Predicting post-COVID-19 condition in children and young people up to 24 months after a positive SARS-CoV-2 PCR-test: the CLoCk study

Collaborators, Affiliations

Predicting post-COVID-19 condition in children and young people up to 24 months after a positive SARS-CoV-2 PCR-test: the CLoCk study

Manjula D Nugawela et al. BMC Med. .

Abstract

Background: Predicting which children and young people (CYP) are at the highest risk of developing post-COVID-19 condition (PCC) could improve care pathways. We aim to develop and validate prediction models for persistent PCC up to 24 months post-infection in CYP.

Methods: CYP who were PCR-positive between September 2020 and March 2021, with follow-up data up to 24-months post-infection, were analysed. Persistent PCC was defined in two ways, as PCC at (a) 3, 6, 12 and 24 months post-infection (N = 943) or (b) 6, 12 and 24 months post-infection (N = 2373). Prediction models were developed using logistic regression; performance was assessed using calibration and discrimination measures; internal validation was performed via bootstrapping; the final model was adjusted for overfitting.

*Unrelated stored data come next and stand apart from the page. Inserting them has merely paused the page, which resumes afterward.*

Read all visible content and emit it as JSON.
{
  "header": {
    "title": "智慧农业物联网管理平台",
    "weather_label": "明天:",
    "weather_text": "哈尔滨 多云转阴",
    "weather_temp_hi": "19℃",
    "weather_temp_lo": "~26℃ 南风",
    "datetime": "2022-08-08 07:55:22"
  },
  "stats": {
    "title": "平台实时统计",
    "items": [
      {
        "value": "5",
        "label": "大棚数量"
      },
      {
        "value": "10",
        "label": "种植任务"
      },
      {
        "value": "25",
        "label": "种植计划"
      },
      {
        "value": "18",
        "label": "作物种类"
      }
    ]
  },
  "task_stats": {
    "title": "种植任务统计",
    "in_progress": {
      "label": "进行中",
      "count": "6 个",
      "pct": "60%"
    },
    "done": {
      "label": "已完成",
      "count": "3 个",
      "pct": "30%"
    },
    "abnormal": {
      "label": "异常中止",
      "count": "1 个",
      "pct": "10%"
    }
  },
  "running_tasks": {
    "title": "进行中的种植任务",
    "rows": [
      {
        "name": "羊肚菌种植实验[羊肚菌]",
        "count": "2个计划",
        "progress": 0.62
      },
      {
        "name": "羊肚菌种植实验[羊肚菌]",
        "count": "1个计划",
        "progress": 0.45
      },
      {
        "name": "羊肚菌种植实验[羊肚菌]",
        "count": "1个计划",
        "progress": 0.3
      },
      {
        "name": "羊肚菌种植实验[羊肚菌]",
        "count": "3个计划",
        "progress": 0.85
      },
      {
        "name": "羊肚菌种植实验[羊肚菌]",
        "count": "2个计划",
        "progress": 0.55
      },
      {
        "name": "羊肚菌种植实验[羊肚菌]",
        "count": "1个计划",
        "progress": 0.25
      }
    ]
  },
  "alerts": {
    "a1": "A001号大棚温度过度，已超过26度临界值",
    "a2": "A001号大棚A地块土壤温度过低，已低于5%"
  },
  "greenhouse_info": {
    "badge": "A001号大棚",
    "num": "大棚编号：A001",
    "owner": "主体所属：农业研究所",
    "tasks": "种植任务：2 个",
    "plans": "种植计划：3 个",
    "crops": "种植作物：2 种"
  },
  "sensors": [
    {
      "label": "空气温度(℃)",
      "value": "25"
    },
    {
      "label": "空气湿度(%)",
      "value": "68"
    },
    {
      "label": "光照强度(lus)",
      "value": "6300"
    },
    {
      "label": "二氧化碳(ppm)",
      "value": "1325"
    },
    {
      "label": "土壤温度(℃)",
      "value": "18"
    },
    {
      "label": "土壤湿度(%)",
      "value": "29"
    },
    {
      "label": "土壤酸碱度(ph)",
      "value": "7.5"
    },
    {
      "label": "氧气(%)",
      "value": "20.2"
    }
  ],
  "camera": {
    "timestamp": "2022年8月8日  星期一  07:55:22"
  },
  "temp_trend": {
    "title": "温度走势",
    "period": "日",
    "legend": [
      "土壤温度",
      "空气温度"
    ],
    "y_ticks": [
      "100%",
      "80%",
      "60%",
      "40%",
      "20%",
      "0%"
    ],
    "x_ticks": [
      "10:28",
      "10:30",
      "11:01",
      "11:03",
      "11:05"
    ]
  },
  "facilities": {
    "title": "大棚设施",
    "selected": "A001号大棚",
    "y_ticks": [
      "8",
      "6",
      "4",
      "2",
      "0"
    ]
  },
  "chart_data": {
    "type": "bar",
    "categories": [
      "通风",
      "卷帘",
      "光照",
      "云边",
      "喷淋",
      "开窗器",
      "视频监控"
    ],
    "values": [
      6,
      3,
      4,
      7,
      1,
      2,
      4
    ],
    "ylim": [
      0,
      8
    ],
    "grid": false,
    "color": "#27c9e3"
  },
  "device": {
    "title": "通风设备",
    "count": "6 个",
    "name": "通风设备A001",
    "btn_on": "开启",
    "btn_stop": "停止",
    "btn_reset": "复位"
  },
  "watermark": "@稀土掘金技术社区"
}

Results: While 24.7% (233/943) of CYP met the PCC definition 3 months post-infection, only 7.2% (68/943) continued to meet the PCC definition at all three subsequent timepoints, i.e. at 6, 12 and 24 months. The final models predicting risk of persistent PCC (at 3, 6, 12 and 24 months and at 6, 12 and 24 months) contained sex (female), history of asthma, allergy problems, learning difficulties at school and family history of ongoing COVID-19 problems, with additional variables (e.g. older age at infection and region of residence) in the model predicting PCC at 6, 12 and 24 months. Internal validation showed minimal overfitting of models with good calibration and discrimination measures (optimism-adjusted calibration slope: 1.064-1.142; C-statistic: 0.724-0.755).

Conclusions: To our knowledge, these are the only prediction models estimating the risk of CYP persistently meeting the PCC definition up to 24 months post-infection. The models could be used to triage CYP after infection. CYP with factors predicting longer-term symptomology, may benefit from earlier support.

Keywords: Children and young people; Cohort study; Post-COVID-19 condition; Prediction model.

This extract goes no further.